Trojan

About “Trojan:Win32/Upatre.MA!MTB” infection

Malware Removal

The Trojan:Win32/Upatre.MA!MTB is considered dangerous by lots of security experts. When this infection is active, you may notice unwanted processes in Task Manager list. In this case, it is adviced to scan your computer with GridinSoft Anti-Malware.

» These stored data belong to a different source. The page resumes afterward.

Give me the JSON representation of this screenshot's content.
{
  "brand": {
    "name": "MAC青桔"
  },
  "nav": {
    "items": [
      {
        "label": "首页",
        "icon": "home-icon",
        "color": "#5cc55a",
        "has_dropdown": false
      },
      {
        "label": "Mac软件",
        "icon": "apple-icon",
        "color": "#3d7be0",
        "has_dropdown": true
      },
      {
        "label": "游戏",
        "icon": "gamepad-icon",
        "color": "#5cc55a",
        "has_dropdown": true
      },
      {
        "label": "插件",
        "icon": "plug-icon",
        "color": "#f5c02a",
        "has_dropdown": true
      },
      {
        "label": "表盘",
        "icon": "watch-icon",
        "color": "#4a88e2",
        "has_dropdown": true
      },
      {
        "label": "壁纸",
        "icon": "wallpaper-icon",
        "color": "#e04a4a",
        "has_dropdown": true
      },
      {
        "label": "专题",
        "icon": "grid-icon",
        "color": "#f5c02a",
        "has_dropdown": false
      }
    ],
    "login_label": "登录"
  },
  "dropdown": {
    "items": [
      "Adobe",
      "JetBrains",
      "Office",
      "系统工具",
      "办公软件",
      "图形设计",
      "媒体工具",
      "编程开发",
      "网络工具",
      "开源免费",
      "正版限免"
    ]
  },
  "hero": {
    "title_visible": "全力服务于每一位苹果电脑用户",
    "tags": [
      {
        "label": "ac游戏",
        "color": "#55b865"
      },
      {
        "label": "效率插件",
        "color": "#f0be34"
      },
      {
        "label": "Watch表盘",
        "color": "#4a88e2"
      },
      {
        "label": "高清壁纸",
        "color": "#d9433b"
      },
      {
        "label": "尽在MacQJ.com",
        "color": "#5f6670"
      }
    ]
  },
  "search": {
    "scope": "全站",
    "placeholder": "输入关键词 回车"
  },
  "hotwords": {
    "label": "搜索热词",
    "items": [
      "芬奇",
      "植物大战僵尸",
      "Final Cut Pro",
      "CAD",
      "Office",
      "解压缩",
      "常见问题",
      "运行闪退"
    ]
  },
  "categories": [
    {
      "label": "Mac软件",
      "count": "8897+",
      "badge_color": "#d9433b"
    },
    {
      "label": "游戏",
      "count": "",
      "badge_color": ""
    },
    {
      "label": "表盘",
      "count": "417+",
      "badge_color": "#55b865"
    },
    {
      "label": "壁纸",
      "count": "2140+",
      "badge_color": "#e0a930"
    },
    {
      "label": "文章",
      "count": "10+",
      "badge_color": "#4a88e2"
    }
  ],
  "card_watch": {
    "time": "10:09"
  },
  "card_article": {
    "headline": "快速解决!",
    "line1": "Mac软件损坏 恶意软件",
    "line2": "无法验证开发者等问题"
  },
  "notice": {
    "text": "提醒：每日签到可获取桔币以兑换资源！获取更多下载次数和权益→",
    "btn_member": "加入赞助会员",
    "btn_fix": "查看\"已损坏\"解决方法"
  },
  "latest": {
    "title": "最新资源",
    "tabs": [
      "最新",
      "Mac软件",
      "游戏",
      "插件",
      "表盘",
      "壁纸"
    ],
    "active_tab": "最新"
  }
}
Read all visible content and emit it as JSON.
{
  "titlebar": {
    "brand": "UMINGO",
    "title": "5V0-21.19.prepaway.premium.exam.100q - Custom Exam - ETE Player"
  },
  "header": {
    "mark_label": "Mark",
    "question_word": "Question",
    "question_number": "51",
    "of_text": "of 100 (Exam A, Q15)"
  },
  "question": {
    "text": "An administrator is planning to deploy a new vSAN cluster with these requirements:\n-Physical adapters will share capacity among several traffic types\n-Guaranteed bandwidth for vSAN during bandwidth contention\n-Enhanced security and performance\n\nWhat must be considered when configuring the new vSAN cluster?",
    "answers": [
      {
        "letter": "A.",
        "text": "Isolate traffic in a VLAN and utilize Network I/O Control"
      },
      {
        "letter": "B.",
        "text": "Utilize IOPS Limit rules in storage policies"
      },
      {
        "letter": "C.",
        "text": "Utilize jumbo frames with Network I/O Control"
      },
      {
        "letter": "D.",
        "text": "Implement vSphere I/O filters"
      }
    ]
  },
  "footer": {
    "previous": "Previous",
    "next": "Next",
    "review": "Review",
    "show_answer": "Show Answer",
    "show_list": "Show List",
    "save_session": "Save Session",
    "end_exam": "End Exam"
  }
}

GridinSoft Anti-Malware - Review 2020

GridinSoft Anti-Malware

Removing PC viruses manually may take hours and may damage your PC in the process. We recommend to use GridinSoft Anti-Malware for virus removal. Allows to complete scan and cure your PC during the TRIAL period.
6-day free trial available.

What Trojan:Win32/Upatre.MA!MTB virus can do?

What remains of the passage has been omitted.